Maybe just try and have a calm conversation about it.

@sillyoldmummy So you have to effectively pitch the idea of getting some time to yourself?Hmm
Findahouse21 · 16/12/2020 19:09

@shirleyphallus, no I was more trying to come up with some constructive ideas as to how the OP can achieve what she wants. Because in all honesty, if one parent is working full time then it can be really hard to 'shoe horn' in proper downtime for both in my experience so was wondering if that slot could be used a bit differently to at least make her feel a bit more chilled. Hope that's okay with you.

OnlyFoolsnMothers · 16/12/2020 19:13

Do you exclusively breastfeed? If not then no this isn’t normal! Your partner can step up!

BernadetteRostankowskiWolowitz · 16/12/2020 19:13

When dd was about 3 weeks old dh mentioned that he was nipping for a walk into town to do some shopping. I dressed dd and put her in the buggy with a bag of stuff and said "have a lovely time, you two".

Dh admitted when he got back that he was terrified (as was I!!) but that it was the best thing to do as he realised it wasn't somethi g scary and he was capable of meeting all her needs.

The fact we formula fed meant it was easier but sometimes they need an early push into it to make them realise that (1) they can do it and (2) they ought to do it.
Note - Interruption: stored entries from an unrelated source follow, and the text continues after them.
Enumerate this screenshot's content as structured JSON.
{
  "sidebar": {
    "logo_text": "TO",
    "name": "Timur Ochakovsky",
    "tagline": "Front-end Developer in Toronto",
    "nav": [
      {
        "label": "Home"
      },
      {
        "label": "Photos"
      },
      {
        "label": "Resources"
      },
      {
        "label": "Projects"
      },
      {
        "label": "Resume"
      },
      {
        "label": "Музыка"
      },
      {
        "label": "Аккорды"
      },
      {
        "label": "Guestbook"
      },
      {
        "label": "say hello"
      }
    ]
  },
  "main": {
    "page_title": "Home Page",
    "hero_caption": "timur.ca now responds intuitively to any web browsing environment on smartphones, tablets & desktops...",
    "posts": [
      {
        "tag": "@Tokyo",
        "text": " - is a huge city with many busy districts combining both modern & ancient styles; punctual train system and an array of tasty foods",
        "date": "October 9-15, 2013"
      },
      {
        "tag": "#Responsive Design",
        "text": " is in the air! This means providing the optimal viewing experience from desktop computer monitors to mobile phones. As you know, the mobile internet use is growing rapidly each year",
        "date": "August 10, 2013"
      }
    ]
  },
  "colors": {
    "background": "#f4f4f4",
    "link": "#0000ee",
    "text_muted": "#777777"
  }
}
Your oh doesn't pull his weight as a father if that is literally the extent of what he does with Dd.

hammeringinmyhead · 16/12/2020 19:13

This point is really hard. I breastfed and then mixed fed so really the max I could be away from DS at 7 months was about 3 hours. However DH used to take him while I went to the cinema a couple of times a week.

The evenings should be shared but it's not so easy if your DH gets home at say 7pm from a long commute. What happens at weekends?

Nicknamegoeshere · 16/12/2020 19:54

I breastfeed and bedshare. In the hour he has her I wash up from dinner and clear up etc. Then she is wide awake as soon as he returns around 8pm until I take her up with me around 10pm. I think I'm just tired maybe as she wakes every hour or so for a feed.

OP posts:
Nicknamegoeshere · 16/12/2020 19:55

He finishes work between 5.30 and 6pm, no commute.

OP posts:
OnlyFoolsnMothers · 16/12/2020 19:58

Wakes every hour to feed?? ! Hellish

Do you want to look to sort this, introduce the odd bottle? If not it’s fine, it just is what it is then.

BernadetteRostankowskiWolowitz · 16/12/2020 20:00

I think the 7pm nap is a bit of a pitfall to get into.

Maybe instead he could do a nice bath with her and into pjs, then bring her to you for a feed and put her down to bed.

You could both have dinner together after she is down - this would free up time for him and her to spend together in what would have been dinnertime.

jgjgjgjgjg · 16/12/2020 20:01

She's 7 months old and wakes every hour for a feed?? There's your problem. Have you considered night weaning?

Nicknamegoeshere · 16/12/2020 20:01

@OnlyFoolsnMothers Sometimes she goes a little longer, but it's normally about every hour from 2/3 am. And she's eating solids well, too!! My OH has it lucky as he gets a full night every night (when his back allows him to - he's got back problems).